Dia menjawab : “Beliau berpendapat bahwa mereka adalah seburuk-buruk
makhluk Allah, mereka mencari-mencari ayat tentang orang-orang kafir lalu
mereka timpakan kepada orang-orang beriman.”
Saya katakan : ‘Sanadnya shahih’”. (Fathul Bari, 12/286).
Kelima : berpenampilan dan berpakain syuhroh, yakni
berbeda dengan pakaian masyarakat setempat yang syar'i, sehingga nampak
exlusive dan menjadi pusat perhatian saat muncul.
*****
CIRI MANHAJ KHAWARIJ KONTEMPORER:
- Mereka mengklaim berhukum kepada hukum Allah
[al-Qur'an dan Hadits], namun disesuaikan dengan pemahaman kelompoknya.

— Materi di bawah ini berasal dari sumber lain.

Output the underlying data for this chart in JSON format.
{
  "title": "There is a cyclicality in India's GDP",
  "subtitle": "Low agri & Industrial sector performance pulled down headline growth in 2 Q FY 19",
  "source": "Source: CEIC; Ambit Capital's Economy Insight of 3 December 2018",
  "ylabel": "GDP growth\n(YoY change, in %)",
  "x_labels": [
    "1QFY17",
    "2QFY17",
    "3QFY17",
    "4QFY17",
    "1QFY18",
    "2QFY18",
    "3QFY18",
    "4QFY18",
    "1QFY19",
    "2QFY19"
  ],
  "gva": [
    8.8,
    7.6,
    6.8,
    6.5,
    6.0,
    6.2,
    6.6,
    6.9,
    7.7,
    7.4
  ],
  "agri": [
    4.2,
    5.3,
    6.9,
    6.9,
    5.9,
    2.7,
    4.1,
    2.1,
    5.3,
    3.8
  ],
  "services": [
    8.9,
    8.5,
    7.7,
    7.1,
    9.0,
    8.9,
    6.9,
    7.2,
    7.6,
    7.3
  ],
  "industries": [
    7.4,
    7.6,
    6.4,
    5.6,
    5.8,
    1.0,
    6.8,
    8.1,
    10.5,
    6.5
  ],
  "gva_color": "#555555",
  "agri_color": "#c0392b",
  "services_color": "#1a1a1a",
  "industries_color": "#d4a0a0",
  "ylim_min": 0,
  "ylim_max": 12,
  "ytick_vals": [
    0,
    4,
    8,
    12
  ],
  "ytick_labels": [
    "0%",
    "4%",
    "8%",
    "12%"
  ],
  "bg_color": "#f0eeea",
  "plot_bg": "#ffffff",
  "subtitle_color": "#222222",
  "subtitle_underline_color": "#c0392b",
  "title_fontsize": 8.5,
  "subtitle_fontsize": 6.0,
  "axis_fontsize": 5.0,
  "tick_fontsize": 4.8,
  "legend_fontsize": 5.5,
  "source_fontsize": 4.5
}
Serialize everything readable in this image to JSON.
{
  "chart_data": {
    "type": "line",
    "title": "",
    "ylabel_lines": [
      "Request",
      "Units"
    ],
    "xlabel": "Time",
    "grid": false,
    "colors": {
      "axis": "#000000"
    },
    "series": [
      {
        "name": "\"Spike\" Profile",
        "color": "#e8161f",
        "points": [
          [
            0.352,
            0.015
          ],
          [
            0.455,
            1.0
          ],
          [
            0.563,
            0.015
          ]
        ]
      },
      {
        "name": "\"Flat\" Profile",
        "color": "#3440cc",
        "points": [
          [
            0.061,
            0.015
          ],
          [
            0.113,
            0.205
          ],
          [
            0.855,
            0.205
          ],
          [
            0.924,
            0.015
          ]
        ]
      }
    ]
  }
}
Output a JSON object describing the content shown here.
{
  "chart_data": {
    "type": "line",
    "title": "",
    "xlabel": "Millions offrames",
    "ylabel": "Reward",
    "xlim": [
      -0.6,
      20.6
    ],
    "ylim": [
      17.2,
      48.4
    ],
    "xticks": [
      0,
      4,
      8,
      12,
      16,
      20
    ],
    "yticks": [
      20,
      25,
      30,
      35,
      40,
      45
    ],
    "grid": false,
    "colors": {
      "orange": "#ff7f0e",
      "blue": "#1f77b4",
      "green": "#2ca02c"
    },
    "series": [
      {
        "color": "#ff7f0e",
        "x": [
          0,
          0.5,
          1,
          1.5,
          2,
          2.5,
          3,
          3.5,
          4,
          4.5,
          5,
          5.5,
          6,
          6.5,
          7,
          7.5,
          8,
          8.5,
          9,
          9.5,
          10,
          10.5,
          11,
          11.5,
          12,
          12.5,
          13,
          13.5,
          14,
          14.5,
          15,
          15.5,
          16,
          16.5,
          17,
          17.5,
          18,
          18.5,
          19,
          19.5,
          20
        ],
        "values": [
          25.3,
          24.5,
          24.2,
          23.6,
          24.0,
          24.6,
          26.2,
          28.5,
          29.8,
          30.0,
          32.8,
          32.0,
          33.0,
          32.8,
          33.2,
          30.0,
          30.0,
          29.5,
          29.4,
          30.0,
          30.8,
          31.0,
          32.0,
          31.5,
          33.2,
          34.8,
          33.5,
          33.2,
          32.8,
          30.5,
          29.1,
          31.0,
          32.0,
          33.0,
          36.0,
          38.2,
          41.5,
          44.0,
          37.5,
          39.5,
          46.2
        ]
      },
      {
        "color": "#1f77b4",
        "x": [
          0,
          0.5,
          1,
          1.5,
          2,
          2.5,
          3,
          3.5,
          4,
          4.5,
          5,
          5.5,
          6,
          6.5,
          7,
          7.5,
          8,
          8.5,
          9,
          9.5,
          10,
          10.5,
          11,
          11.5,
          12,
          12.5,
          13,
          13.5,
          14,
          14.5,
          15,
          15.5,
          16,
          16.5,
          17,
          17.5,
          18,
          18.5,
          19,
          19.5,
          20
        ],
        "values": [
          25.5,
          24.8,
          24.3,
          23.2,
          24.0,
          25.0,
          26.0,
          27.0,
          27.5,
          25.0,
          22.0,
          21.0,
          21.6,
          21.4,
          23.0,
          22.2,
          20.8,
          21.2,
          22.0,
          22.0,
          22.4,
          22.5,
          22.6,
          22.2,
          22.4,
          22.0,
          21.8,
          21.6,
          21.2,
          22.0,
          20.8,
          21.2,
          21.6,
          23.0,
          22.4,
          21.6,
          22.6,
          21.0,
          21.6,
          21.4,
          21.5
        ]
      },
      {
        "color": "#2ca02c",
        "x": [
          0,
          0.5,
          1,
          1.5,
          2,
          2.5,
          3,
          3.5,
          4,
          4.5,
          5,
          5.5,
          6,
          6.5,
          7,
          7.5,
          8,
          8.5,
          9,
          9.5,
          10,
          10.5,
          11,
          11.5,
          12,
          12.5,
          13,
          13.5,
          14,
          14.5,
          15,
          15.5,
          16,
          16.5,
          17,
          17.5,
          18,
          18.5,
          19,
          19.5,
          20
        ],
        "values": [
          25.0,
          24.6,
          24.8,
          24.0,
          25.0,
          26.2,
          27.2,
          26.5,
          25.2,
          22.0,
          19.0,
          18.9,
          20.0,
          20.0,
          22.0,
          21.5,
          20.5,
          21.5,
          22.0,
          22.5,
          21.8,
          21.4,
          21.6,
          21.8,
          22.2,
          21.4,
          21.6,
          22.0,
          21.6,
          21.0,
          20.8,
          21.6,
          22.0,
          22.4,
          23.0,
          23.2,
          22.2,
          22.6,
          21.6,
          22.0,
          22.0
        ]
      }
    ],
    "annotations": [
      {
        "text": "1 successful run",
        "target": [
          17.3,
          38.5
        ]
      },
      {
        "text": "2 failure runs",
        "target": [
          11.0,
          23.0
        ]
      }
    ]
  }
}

Dan sejatinya berbeda dengan faham para sahabat dan salafush-Sholeh.
- Hijrah ke golongan mereka dengan cara wajib
ber-Bai'at pada imam mereka.
- Menganggap sesat, kafir dan musyrik orang yang
selain golongannya.
- Menganggap kafir orang yang tidak mengkafirkan
orang yang selain golongannya.
- Memisahkan dari dari jemaah kaum muslimin yang
tidak semanhaj dengannya.
- Memurnikan barisan dari orang-orang yang tidak
semanhaj dengannya.
DAMPAK NEGATIF MANHAJNYA:
- Memecah belah persatuan kaum muslim.
- Pertumpahan darah kaum muslimin.
- Menghalalkan darah kaum muslimin yang tidak
bai'at pada imamnya ; karena dianggap murtad keluar dari agama Islam atau
kafir harbi.
- Menghalalkan kehormatan kaum muslimin dengan
mengghibahnya dikemas dengan nahyi munkar dan Tahdzir.
- Menghalalkan harta kaum muslimin karena
dianggap sebagai ghonimah / harta rampasan perang.
- Memisahkan diri dari kaum muslim karena harus
menghajer orang yang belum hijrah dan baiat.